Trail Talk 162 March 17th 2021

What trail is this bridge on?

How well do you know the Huron County Trails? Which trail is this bridge on?

Last week’s photo was of a tree on the Maitland Trail just west of the Robertson Tract and not far from an Outhouse.  I like doing this part of the trail, either starting at Bridge road near Auburn or parking at the end of Pinery Line to access the trail.  If you take a 200m blue trail to Pinery Line and then the Robertson Tract trail that used to be used by snow machines, you can make a bit of a loop until you are back on the Maitland Trail.   There are nice views of the Maitland river, however watch out for poison ivy on the new section of the trail that is in the Robertson tract paralleling Pinery Line.

Four days of mild weather softened up the trails.  Lobb trail is well packed that it will become more icy and there should be few if any problems of breaking through the crust.

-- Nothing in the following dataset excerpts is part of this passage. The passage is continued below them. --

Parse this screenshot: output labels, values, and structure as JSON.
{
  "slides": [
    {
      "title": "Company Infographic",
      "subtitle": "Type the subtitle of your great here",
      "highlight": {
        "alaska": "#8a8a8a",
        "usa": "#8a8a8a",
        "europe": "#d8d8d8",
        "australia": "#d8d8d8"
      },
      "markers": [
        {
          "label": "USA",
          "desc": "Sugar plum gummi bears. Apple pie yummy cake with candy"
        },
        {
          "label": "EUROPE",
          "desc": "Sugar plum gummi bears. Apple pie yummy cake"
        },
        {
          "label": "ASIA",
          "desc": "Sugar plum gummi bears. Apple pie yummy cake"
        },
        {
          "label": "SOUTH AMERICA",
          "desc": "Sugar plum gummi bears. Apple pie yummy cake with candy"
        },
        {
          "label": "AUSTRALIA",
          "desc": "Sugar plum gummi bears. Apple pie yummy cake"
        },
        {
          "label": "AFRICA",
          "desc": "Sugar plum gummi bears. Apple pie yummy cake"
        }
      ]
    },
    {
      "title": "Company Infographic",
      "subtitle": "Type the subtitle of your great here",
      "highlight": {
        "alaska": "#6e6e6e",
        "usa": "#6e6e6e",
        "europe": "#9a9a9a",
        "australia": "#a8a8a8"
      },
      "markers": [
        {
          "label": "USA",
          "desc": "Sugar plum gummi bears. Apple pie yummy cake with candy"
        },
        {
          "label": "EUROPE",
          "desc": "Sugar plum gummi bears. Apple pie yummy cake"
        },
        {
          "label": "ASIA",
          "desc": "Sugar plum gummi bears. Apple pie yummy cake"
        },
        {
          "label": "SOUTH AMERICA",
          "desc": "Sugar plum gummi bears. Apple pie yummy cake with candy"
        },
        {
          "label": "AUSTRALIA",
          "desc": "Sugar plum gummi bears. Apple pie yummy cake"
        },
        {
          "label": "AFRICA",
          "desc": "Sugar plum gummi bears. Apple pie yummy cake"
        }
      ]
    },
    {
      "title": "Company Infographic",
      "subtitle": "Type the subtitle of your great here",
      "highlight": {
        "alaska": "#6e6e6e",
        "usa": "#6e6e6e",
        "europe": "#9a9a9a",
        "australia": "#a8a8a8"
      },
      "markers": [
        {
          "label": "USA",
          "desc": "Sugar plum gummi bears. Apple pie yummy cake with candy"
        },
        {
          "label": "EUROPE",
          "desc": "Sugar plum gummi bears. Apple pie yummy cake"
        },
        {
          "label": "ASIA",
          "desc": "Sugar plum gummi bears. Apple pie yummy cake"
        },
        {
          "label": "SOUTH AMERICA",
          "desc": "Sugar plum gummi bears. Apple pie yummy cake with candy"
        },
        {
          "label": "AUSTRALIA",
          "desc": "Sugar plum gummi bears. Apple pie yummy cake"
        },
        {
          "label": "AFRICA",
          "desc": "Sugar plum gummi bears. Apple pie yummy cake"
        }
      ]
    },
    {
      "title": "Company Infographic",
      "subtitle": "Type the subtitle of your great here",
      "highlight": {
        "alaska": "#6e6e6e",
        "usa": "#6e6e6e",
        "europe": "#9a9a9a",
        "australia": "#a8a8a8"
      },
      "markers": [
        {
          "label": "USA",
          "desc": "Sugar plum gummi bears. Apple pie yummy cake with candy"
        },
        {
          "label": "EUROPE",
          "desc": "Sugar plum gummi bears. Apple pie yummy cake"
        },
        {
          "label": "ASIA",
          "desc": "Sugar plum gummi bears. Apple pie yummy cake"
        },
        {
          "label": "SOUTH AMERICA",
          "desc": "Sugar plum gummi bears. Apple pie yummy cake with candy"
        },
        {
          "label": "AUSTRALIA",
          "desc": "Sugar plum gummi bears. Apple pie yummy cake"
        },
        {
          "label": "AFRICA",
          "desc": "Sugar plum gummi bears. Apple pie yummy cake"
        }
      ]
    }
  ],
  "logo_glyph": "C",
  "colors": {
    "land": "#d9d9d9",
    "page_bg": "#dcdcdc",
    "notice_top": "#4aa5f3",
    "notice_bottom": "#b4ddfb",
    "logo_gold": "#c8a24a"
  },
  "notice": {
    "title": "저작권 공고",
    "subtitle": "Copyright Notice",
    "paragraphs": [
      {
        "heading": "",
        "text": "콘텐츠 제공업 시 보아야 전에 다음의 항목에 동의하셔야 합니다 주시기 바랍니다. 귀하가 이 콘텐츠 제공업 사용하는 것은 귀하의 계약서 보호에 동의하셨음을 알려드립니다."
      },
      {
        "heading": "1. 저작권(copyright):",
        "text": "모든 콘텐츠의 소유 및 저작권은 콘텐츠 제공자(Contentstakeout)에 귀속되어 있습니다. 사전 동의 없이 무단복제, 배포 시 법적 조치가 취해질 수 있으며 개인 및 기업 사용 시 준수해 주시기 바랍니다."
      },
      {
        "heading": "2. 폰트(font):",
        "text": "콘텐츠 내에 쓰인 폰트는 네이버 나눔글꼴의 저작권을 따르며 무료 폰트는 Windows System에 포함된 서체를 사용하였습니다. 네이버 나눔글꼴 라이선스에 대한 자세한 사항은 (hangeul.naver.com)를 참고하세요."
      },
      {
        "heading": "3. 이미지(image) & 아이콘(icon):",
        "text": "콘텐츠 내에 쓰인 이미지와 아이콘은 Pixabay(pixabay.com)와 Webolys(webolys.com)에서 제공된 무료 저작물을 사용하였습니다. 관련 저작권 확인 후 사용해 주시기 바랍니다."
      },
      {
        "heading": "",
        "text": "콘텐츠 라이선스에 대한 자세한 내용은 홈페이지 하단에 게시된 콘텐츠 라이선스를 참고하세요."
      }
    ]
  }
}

This is the time of year to see some birds move into our area.  The most spectacular are the tundra swans. About 500 were seen on March 1st off Lakeshore road. For the Lambton County Museum swan reports

https://www.lambtonmuseums.ca/en/lambton-heritage-museum/tundra-swan-migration-calendar.aspx

On March 11th thousands of swans were seen near Greenway South of Grand Bend).   The earliest date of seeing  swans there was on Feb 3rd 2012 and the latest was  on March 28th in 2008.  Small flocks are often seen on Scott road north of Huron County road 25. Thyra saw a few flying over near Clinton on March 10th.

In Canada there are three swan species, the mute swan, as can be seen in Stratford, has an orange beak.  The tundra(also called Whistling)  and Trumpeter swans are very similar. The tundra swan is much more common than the trumpeter . The trumpeter is longer (60 v 45 inches) and the trumpeter is less vocal and much lower pitched than the tundra swan.

Canada Geese on the Bayfield river

Eighteen hikers enjoyed  the Bayfield Woodland trail outing on Sunday March 7th to celebrate International Women’s Day. The steps down from the David Street entrance had been cleared of snow.  On Tuesday March 9th 16 Trompers were out at Lobb trail. On Thursday 10 Uneven hikers put their icers to good use on the Lobb trail, which had many icy sections.  Although the Maitland River was well up, it had not yet flooded the trail.

Locally I have seen several pairs of Canada Geese on the Maitland and Bayfield Rivers. On Monday March 8th  there were five common mergansers (but no golden eye) on the Maitland river at Lobbs.   Since then I have not seen any ducks on the river, probably because the water is so murky. At home we have seen a red wing blackbird and grackles for the first time this year.  On March 10th on the G2G near Auburn we saw a small flock of robins and also a flock  of red winged blackbirds. A few spring flowers  have appeared,  some snowdrops and some early crocus.  Another sign of spring in our garden was a visit to the bird feeder by a raccoon on March 8th.

The Lobb trail and Maitland Woods trail are particularly bad for dog poop on and adjacent to the trails. Perhaps a sign such as the one in New Zealand reported by Robin Bennett would encourage more dog owners to scoop the poop.

This is the time of year when icers are usually needed and, if you stray slightly off the beaten path, you are likely to sink in quite a bit.

There is a big move planned.  The Maitland Trail Trailer presently at the North end of the Columbus parking lot will be moved before the middle of May to the South West corner, due to a land sale.

Notes:  Hikers are expected to be socially distant from others.

The Tuesday Trompers and Uneven hikers are back to a normal schedule.  Please be sure to sign on the online waiver which is good for the whole year. Go the Maitland Trail website and click on Scheduled Hikes and Waivers and fill out the on line waiver form.

The Bayfield River Valley Trail Association hikes on the Taylor and Mavis trails on Saturday mornings at 10 a.m.

Saturday March 20th at 2 p.m. on the Bannockburn trail     Bayfield Trail will lead a hike along with Denise Iszczuk, Education Specialist with ABCA .

Trails are all open but icers are advisable. It is always good to get out and enjoy nature

The Woodlands Nature trail is still probably closed past the bridge due to uncleared storm damage.